I was visiting my family in Southern Utah last week and while I was there, my step-mom sent me home with a TON of veggies from her garden, including some Anaheim peppers.
Typically I make a really easy version of a chile relleno by just making a small slit in the top of a fresh chile and then stuffing it with a cream cheese, shredded Mexican cheese, chicken and chile mixture. Then I wrap in in foil and throw in on the grill.
This version is more authentic. It’s more work, but really worth it.
These peppers are roasted, peeled and then stuffed with pepper jack cheese. Then I dredge them in a little flour and dip them in a very light batter. They are then fried and placed in a yummy Mexican tomato sauce.
So here goes.
Mexican Tomato Sauce
- 1 can (14.5 Ounce) whole tomatoes with juice, (break up when adding)
- 2 cans (14.5 Ounce) diced tomatoes
- 1 can (16 Ounce) red enchilada sauce
- 2-3 tablespoons extra virgin olive oil
- ½ a yellow onion, chopped
- 2 cloves of garlic, minced
- 1 whole jalapeño, quartered and sliced thin
- 1 teaspoon Mexican leaf oregano, (crush with hands when adding)
- ½ teaspoon ground cumin
- A good hand full of cilantro roughly chopped
- Kosher salt to taste
- Fresh ground black pepper to taste
In a deep, skillet heat oil over medium heat, sauté onion, garlic and jalapeño until onions are transparent. Add the oregano, cumin, tomatoes, enchilada sauce and cilantro. Bring to a light boil then reduce heat to low, cover and simmer for 10 to 15 minutes.
Taste and season with salt and pepper.
If you want a smooth sauce, you can puree it using an immersion stick blender or just a regular old blender.
If using the old school blender method, place the sauce back in the pot and keep covered over a low heat.
We will be adding the fried rellenos to the sauce pot.
- 6 to 12 Anaheim or poblano peppers, roasted, peel and seeds removed, if you like
- Pepper jack cheese, cut into 1/4″ to 1/2″ thick, long piece ( Try to keep them the same length as your pepper – Approximately 3″ to 4″ long)
- Flour for dredging
- Vegetable oil for frying
Char the flesh of the peppers over a gas flame, under a broiler or on a grill. Cook, turning frequently, until the skins are blistered all over. Take care not to overcook and burn right through the pepper. Put peppers in a bowl, cover with plastic wrap and let sweat for about 10 minutes to loosen the skins. Rub off as much skin as possible and cut a slit along the side of each pepper, keeping the stems and tip intact. Carefully remove the seeds and inner membranes, but do not rinse with water.
Stuff the cheese inside the chile.
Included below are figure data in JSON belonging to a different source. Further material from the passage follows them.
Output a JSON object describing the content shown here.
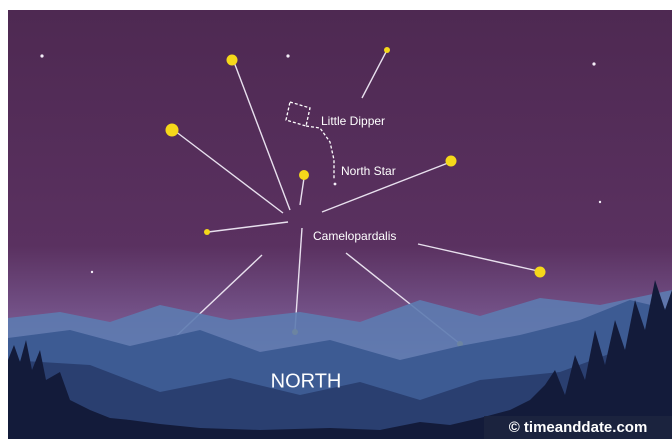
{
  "labels": {
    "little_dipper": "Little Dipper",
    "north_star": "North Star",
    "constellation": "Camelopardalis",
    "direction": "NORTH"
  },
  "footer": {
    "credit": "© timeanddate.com"
  }
}
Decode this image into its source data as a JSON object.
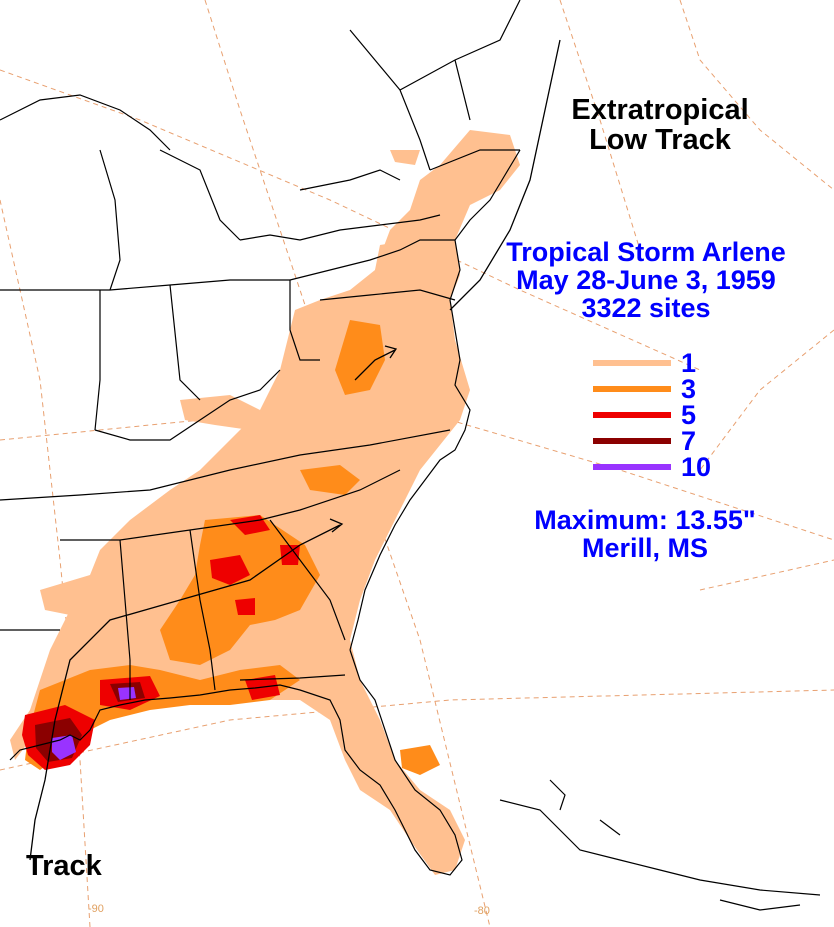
{
  "title": {
    "line1": "Tropical Storm Arlene",
    "line2": "May 28-June 3, 1959",
    "line3": "3322 sites"
  },
  "extratropical": {
    "line1": "Extratropical",
    "line2": "Low Track"
  },
  "legend": [
    {
      "label": "1",
      "color": "#ffc090"
    },
    {
      "label": "3",
      "color": "#ff8c1a"
    },
    {
      "label": "5",
      "color": "#ee0000"
    },
    {
      "label": "7",
      "color": "#8b0000"
    },
    {
      "label": "10",
      "color": "#9933ff"
    }
  ],
  "maximum": {
    "line1": "Maximum:  13.55\"",
    "line2": "Merill, MS"
  },
  "track_label": "Track",
  "longitude_labels": [
    "-90",
    "-80"
  ],
  "colors": {
    "text_blue": "#0000ff",
    "boundaries": "#000000",
    "graticule": "#e8a070"
  }
}
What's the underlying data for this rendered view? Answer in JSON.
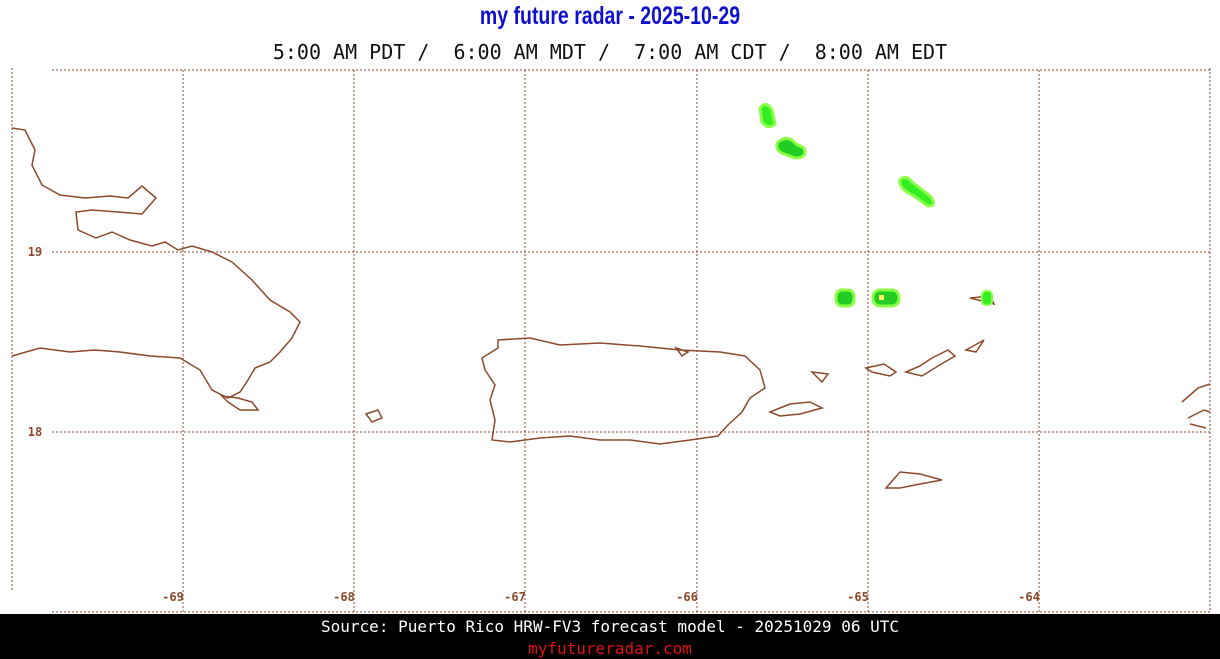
{
  "header": {
    "title": "my future radar - 2025-10-29",
    "times": "5:00 AM PDT /  6:00 AM MDT /  7:00 AM CDT /  8:00 AM EDT"
  },
  "map": {
    "lon_labels": [
      "-69",
      "-68",
      "-67",
      "-66",
      "-65",
      "-64"
    ],
    "lat_labels": [
      "19",
      "18"
    ]
  },
  "footer": {
    "source": "Source: Puerto Rico HRW-FV3 forecast model - 20251029 06 UTC",
    "site": "myfutureradar.com"
  }
}
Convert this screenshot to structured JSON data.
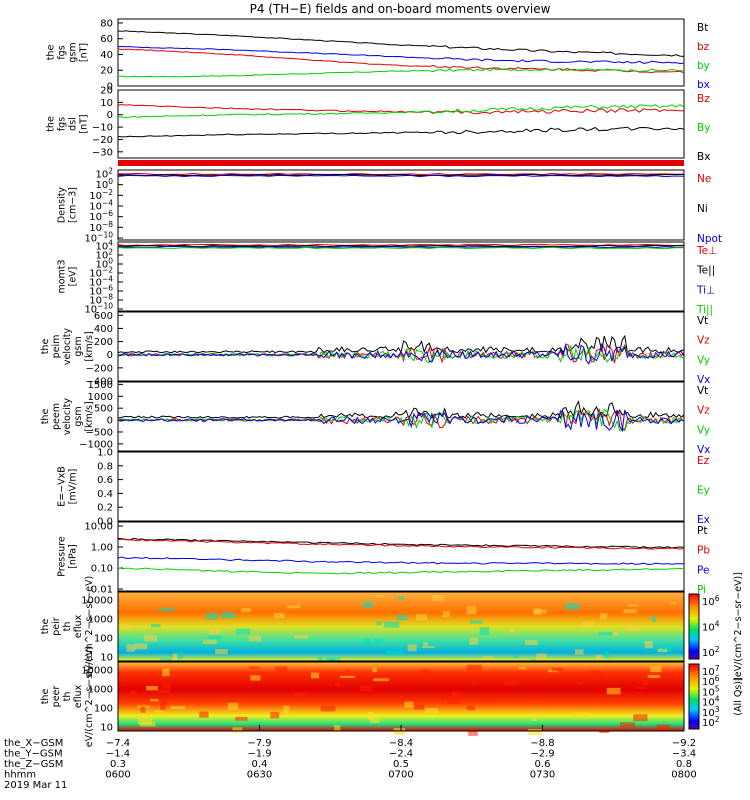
{
  "title": "P4 (TH−E) fields and on-board moments overview",
  "date": "2019 Mar 11",
  "orbit": {
    "rows": [
      {
        "label": "the_X−GSM",
        "values": [
          "−7.4",
          "−7.9",
          "−8.4",
          "−8.8",
          "−9.2"
        ]
      },
      {
        "label": "the_Y−GSM",
        "values": [
          "−1.4",
          "−1.9",
          "−2.4",
          "−2.9",
          "−3.4"
        ]
      },
      {
        "label": "the_Z−GSM",
        "values": [
          "0.3",
          "0.4",
          "0.5",
          "0.6",
          "0.8"
        ]
      },
      {
        "label": "hhmm",
        "values": [
          "0600",
          "0630",
          "0700",
          "0730",
          "0800"
        ]
      }
    ]
  },
  "colorbars": [
    {
      "label": "[eV/(cm^2−s−sr−eV)]",
      "ticks": [
        "10^6",
        "10^4",
        "10^2"
      ]
    },
    {
      "label": "(All Qs)]",
      "ticks": [
        "10^7",
        "10^6",
        "10^5",
        "10^4",
        "10^3",
        "10^2"
      ]
    }
  ],
  "colors": {
    "black": "#000000",
    "red": "#e00000",
    "green": "#00d000",
    "blue": "#0000e0"
  },
  "chart_data": [
    {
      "type": "line",
      "ylabel": "the fgs gsm [nT]",
      "ylim": [
        0,
        85
      ],
      "yticks": [
        "80",
        "60",
        "40",
        "20",
        "0"
      ],
      "series": [
        {
          "name": "Bt",
          "color": "#000000",
          "x": [
            0,
            0.1,
            0.2,
            0.3,
            0.4,
            0.5,
            0.6,
            0.7,
            0.8,
            0.9,
            1
          ],
          "values": [
            70,
            67,
            64,
            60,
            56,
            52,
            49,
            46,
            43,
            41,
            39
          ]
        },
        {
          "name": "bz",
          "color": "#e00000",
          "x": [
            0,
            0.1,
            0.2,
            0.3,
            0.4,
            0.5,
            0.6,
            0.7,
            0.8,
            0.9,
            1
          ],
          "values": [
            47,
            44,
            40,
            35,
            30,
            26,
            24,
            22,
            21,
            19,
            18
          ]
        },
        {
          "name": "by",
          "color": "#00d000",
          "x": [
            0,
            0.1,
            0.2,
            0.3,
            0.4,
            0.5,
            0.6,
            0.7,
            0.8,
            0.9,
            1
          ],
          "values": [
            12,
            12,
            13,
            15,
            17,
            19,
            20,
            21,
            21,
            20,
            20
          ]
        },
        {
          "name": "bx",
          "color": "#0000e0",
          "x": [
            0,
            0.1,
            0.2,
            0.3,
            0.4,
            0.5,
            0.6,
            0.7,
            0.8,
            0.9,
            1
          ],
          "values": [
            50,
            48,
            46,
            43,
            40,
            37,
            34,
            32,
            31,
            30,
            30
          ]
        }
      ]
    },
    {
      "type": "line",
      "ylabel": "the fgs dsl [nT]",
      "ylim": [
        -35,
        20
      ],
      "yticks": [
        "20",
        "10",
        "0",
        "−10",
        "−20",
        "−30"
      ],
      "series": [
        {
          "name": "Bz",
          "color": "#e00000",
          "x": [
            0,
            0.2,
            0.4,
            0.6,
            0.8,
            1
          ],
          "values": [
            8,
            5,
            3,
            2,
            3,
            4
          ]
        },
        {
          "name": "By",
          "color": "#00d000",
          "x": [
            0,
            0.2,
            0.4,
            0.6,
            0.8,
            1
          ],
          "values": [
            -2,
            0,
            1,
            3,
            6,
            7
          ]
        },
        {
          "name": "Bx",
          "color": "#000000",
          "x": [
            0,
            0.2,
            0.4,
            0.6,
            0.8,
            1
          ],
          "values": [
            -18,
            -16,
            -15,
            -14,
            -12,
            -11
          ]
        }
      ]
    },
    {
      "type": "line",
      "ylabel": "Density [cm−3]",
      "yticks": [
        "10^2",
        "10^0",
        "10^-2",
        "10^-4",
        "10^-6",
        "10^-8",
        "10^-10"
      ],
      "series": [
        {
          "name": "Ne",
          "color": "#e00000"
        },
        {
          "name": "Ni",
          "color": "#000000"
        },
        {
          "name": "Npot",
          "color": "#0000e0"
        }
      ]
    },
    {
      "type": "line",
      "ylabel": "momt3 [eV]",
      "yticks": [
        "10^4",
        "10^2",
        "10^0",
        "10^-2",
        "10^-4",
        "10^-6",
        "10^-8",
        "10^-10"
      ],
      "series": [
        {
          "name": "Te⊥",
          "color": "#e00000"
        },
        {
          "name": "Te||",
          "color": "#000000"
        },
        {
          "name": "Ti⊥",
          "color": "#0000e0"
        },
        {
          "name": "Ti||",
          "color": "#00d000"
        }
      ]
    },
    {
      "type": "line",
      "ylabel": "the peim velocity gsm [km/s]",
      "ylim": [
        -400,
        650
      ],
      "yticks": [
        "600",
        "400",
        "200",
        "0",
        "−200",
        "−400"
      ],
      "series": [
        {
          "name": "Vt",
          "color": "#000000"
        },
        {
          "name": "Vz",
          "color": "#e00000"
        },
        {
          "name": "Vy",
          "color": "#00d000"
        },
        {
          "name": "Vx",
          "color": "#0000e0"
        }
      ]
    },
    {
      "type": "line",
      "ylabel": "the peem velocity gsm [km/s]",
      "ylim": [
        -1300,
        1600
      ],
      "yticks": [
        "1500",
        "1000",
        "500",
        "0",
        "−500",
        "−1000"
      ],
      "series": [
        {
          "name": "Vt",
          "color": "#000000"
        },
        {
          "name": "Vz",
          "color": "#e00000"
        },
        {
          "name": "Vy",
          "color": "#00d000"
        },
        {
          "name": "Vx",
          "color": "#0000e0"
        }
      ]
    },
    {
      "type": "line",
      "ylabel": "E=−VxB [mV/m]",
      "ylim": [
        0,
        1
      ],
      "yticks": [
        "1.0",
        "0.8",
        "0.6",
        "0.4",
        "0.2",
        "0.0"
      ],
      "series": [
        {
          "name": "Ez",
          "color": "#e00000"
        },
        {
          "name": "Ey",
          "color": "#00d000"
        },
        {
          "name": "Ex",
          "color": "#0000e0"
        }
      ]
    },
    {
      "type": "line",
      "ylabel": "Pressure [nPa]",
      "yticks": [
        "10.00",
        "1.00",
        "0.10",
        "0.01"
      ],
      "series": [
        {
          "name": "Pt",
          "color": "#000000",
          "x": [
            0,
            0.2,
            0.4,
            0.6,
            0.8,
            1
          ],
          "values": [
            2.2,
            1.7,
            1.35,
            1.1,
            0.95,
            0.85
          ]
        },
        {
          "name": "Pb",
          "color": "#e00000",
          "x": [
            0,
            0.2,
            0.4,
            0.6,
            0.8,
            1
          ],
          "values": [
            2.0,
            1.5,
            1.15,
            0.95,
            0.82,
            0.75
          ]
        },
        {
          "name": "Pe",
          "color": "#0000e0",
          "x": [
            0,
            0.2,
            0.4,
            0.6,
            0.8,
            1
          ],
          "values": [
            0.28,
            0.22,
            0.17,
            0.15,
            0.15,
            0.14
          ]
        },
        {
          "name": "Pi",
          "color": "#00d000",
          "x": [
            0,
            0.2,
            0.4,
            0.6,
            0.8,
            1
          ],
          "values": [
            0.09,
            0.06,
            0.05,
            0.06,
            0.07,
            0.08
          ]
        }
      ]
    },
    {
      "type": "heatmap",
      "ylabel": "the peir th eflux eV/(cm^2−s−sr−eV)",
      "yticks": [
        "10000",
        "1000",
        "100",
        "10"
      ]
    },
    {
      "type": "heatmap",
      "ylabel": "the peer th eflux eV/(cm^2−s−sr−eV)",
      "yticks": [
        "10000",
        "1000",
        "100",
        "10"
      ]
    }
  ]
}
Take care to not mangle the chile too much. You want it to be as intact as possible.
You can use toothpicks to close the chile around the cheese if needed.
This is what they should look like when you are done roasting, peeling and stuffing them.
Place them in the fridge to chill out while you prepare the batter.
1 egg per chile (this is true if using a Poblano, but if you are using an Anaheim, you can half it)
2 tsp of flour for every 4 eggs
1 tsp of water for every 4 eggs
Separate the eggs. Beat the egg whites until soft peaks form. Then beat the yolks with the flour and water.
Fold the yolk mixture into the whites.
Lightly dust the stuffed peppers with flour and dip in the egg batter. The key is a thin coating of batter
Putting It All Together
Heat 1-inch of vegetable oil in a heavy skillet over medium heat until very hot. Around 375 degrees.
Pick the chile up by its stem and dip into the egg batter, making sure they are well covered, tap off excess.
Fry until evenly browned, about 3 minutes each side. The egg burns easily so take care not to cook too long.
Drain the excess oil off on paper towels and then place the cooked relleno into the sauce.
Repeat with the remaining chiles. You can cook several at a time, but do not overcrowd the pan as the oil temperature will drop, resulting in a soggy, oily crust…gross!
Once you have added all the peppers to the sauce, coat each one evenly, cover and let it simmer for about 5 minutes.
Serve with beans and rice and garnish with a little shredded pepper jack and sour cream.
We liked them!
A couple of things I do that you can also do or not do.
I like to cut back on the Kosher salt and season with the granulated Mexican chicken broth by Knorr.
You have probably seen it a million times in the Hispanic section of your grocery.
This stuff rocks as a flavor enhancer, but be careful as it’s very salty.
I happened to have some leftover tomato juice in the fridge and I added a couple of “glugs” (real precise) to my tomato sauce because I wanted it more “saucy.”
If you don’t want it more “saucy,” don’t worry about it. If it’s too thick, you can thin it with chicken stock, wine, beer, water…. you get the point right?